In 2008/09 Bell put millions into a new logo, new ad spots and new names for a handful of its business units. But they didn’t actually change the brand at all. That’s because the brand is the total experience of dealing with your company; not just the colour of the drapes. Customer perceptions of your company will not shift if your customers’ experience doesn’t.
And if my recent experience with Bell TV (nee ExpressVu) is any indication, Bell’s customer experience hasn’t changed, at least not for the better.
Without wanting this to turn into a personal whinge about a bad experience, here’s a quick outline of what happened when I tried to upgrade my existing Bell TV service to HD:
- It took 4 calls to get a sales rep who could accurately explain the packaging and pricing of Bell TV HD channels.
- Bell Store staff emphatically assured me that no upgrade to my dish would be required; a service call and a dish upgrade was in fact required.

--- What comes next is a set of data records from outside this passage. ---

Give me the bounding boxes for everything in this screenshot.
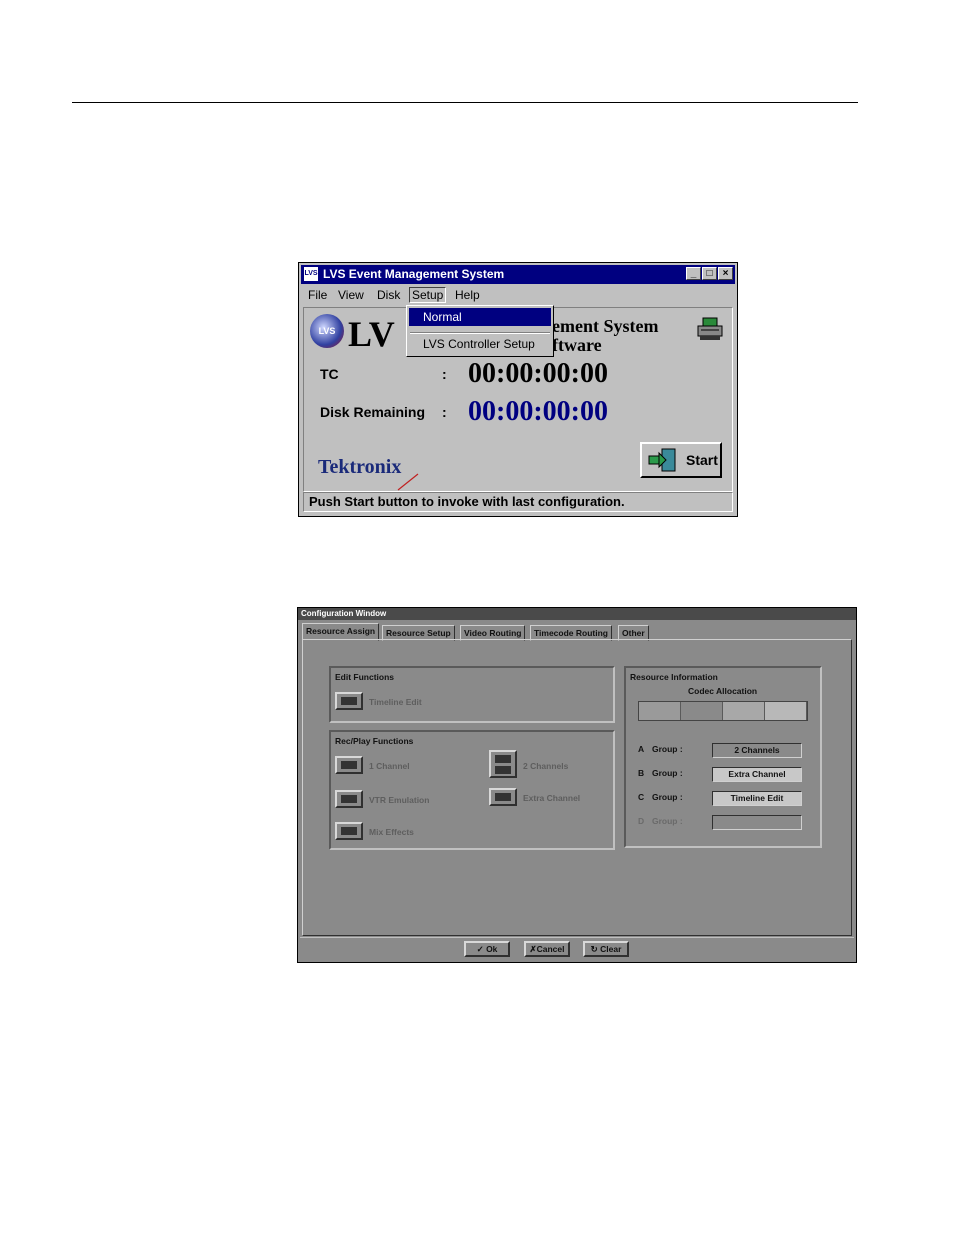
door-enter-icon — [648, 448, 676, 472]
ok-label: Ok — [486, 944, 498, 954]
minimize-button[interactable]: _ — [686, 267, 701, 280]
app-heading-line2: ftware — [552, 335, 602, 355]
codec-allocation-label: Codec Allocation — [688, 686, 758, 696]
group-d-label: Group : — [652, 816, 683, 826]
codec-slot-1 — [639, 702, 681, 720]
menu-file[interactable]: File — [308, 288, 327, 302]
ok-button[interactable]: ✓ Ok — [464, 941, 510, 957]
timeline-edit-button[interactable] — [335, 692, 363, 710]
group-a-letter: A — [638, 744, 645, 754]
mix-effects-icon — [341, 827, 357, 835]
edit-functions-title: Edit Functions — [335, 672, 395, 682]
config-button-bar: ✓ Ok ✗Cancel ↻ Clear — [300, 937, 854, 960]
group-d-letter: D — [638, 816, 645, 826]
printer-icon — [697, 317, 723, 340]
extra-channel-button[interactable] — [489, 788, 517, 806]
app-logo-icon: LVS — [304, 267, 318, 281]
group-c-letter: C — [638, 792, 645, 802]
two-channels-icon — [495, 755, 511, 763]
codec-slot-4 — [765, 702, 807, 720]
two-channels-button[interactable] — [489, 750, 517, 778]
vtr-emulation-icon — [341, 795, 357, 803]
lvs-main-window: LVS LVS Event Management System _ □ × Fi… — [298, 262, 738, 517]
tc-value: 00:00:00:00 — [468, 358, 608, 389]
resource-assign-panel: Edit Functions Timeline Edit Rec/Play Fu… — [302, 639, 852, 936]
menu-view[interactable]: View — [338, 288, 364, 302]
page-rule — [72, 102, 858, 103]
menu-item-lvs-controller-setup[interactable]: LVS Controller Setup — [423, 337, 535, 351]
config-title-bar[interactable]: Configuration Window — [298, 608, 856, 620]
one-channel-label: 1 Channel — [369, 761, 410, 771]
group-b-letter: B — [638, 768, 645, 778]
menu-setup[interactable]: Setup — [409, 287, 447, 303]
vtr-emulation-label: VTR Emulation — [369, 795, 430, 805]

- There was no online support information that describes the process and the technical requirements for upgrading to HD.
- Out of 4 attempts, the online self-service tool for upgrading programming was unavailable.
- When the online self-service tool was available, it would have cost 300 percent more to upgrade programming online than it did over the phone.
If this is at all a typical experience, then a multi-million dollar re-branding exercise has been undone by an unwillingness to spend a fraction of that upgrading the real brand — the customer experience.
Leaving the training issue aside — and I definitely appreciate the challenges of training a global outsourced workforce of thousands — it would have taken a relatively trivial investment to upgrade Bell’s online self-service systems to a point where this experience would have gone the other way.
How much would it cost to create online self-help guides to walk consumers through the process of doing common tasks (there must be hundreds of customers a week upgrading to HD)? How much would it cost to offer a discount — rather than a high premium — for upgrading programming online?
Not much. Less than $100K, for sure.
It just takes a shift in the mindset of brand marketers to realize that a brand is more than an ad campaign and a logo. A brand is the customer experience, and more and more that means the brand is the online user experience.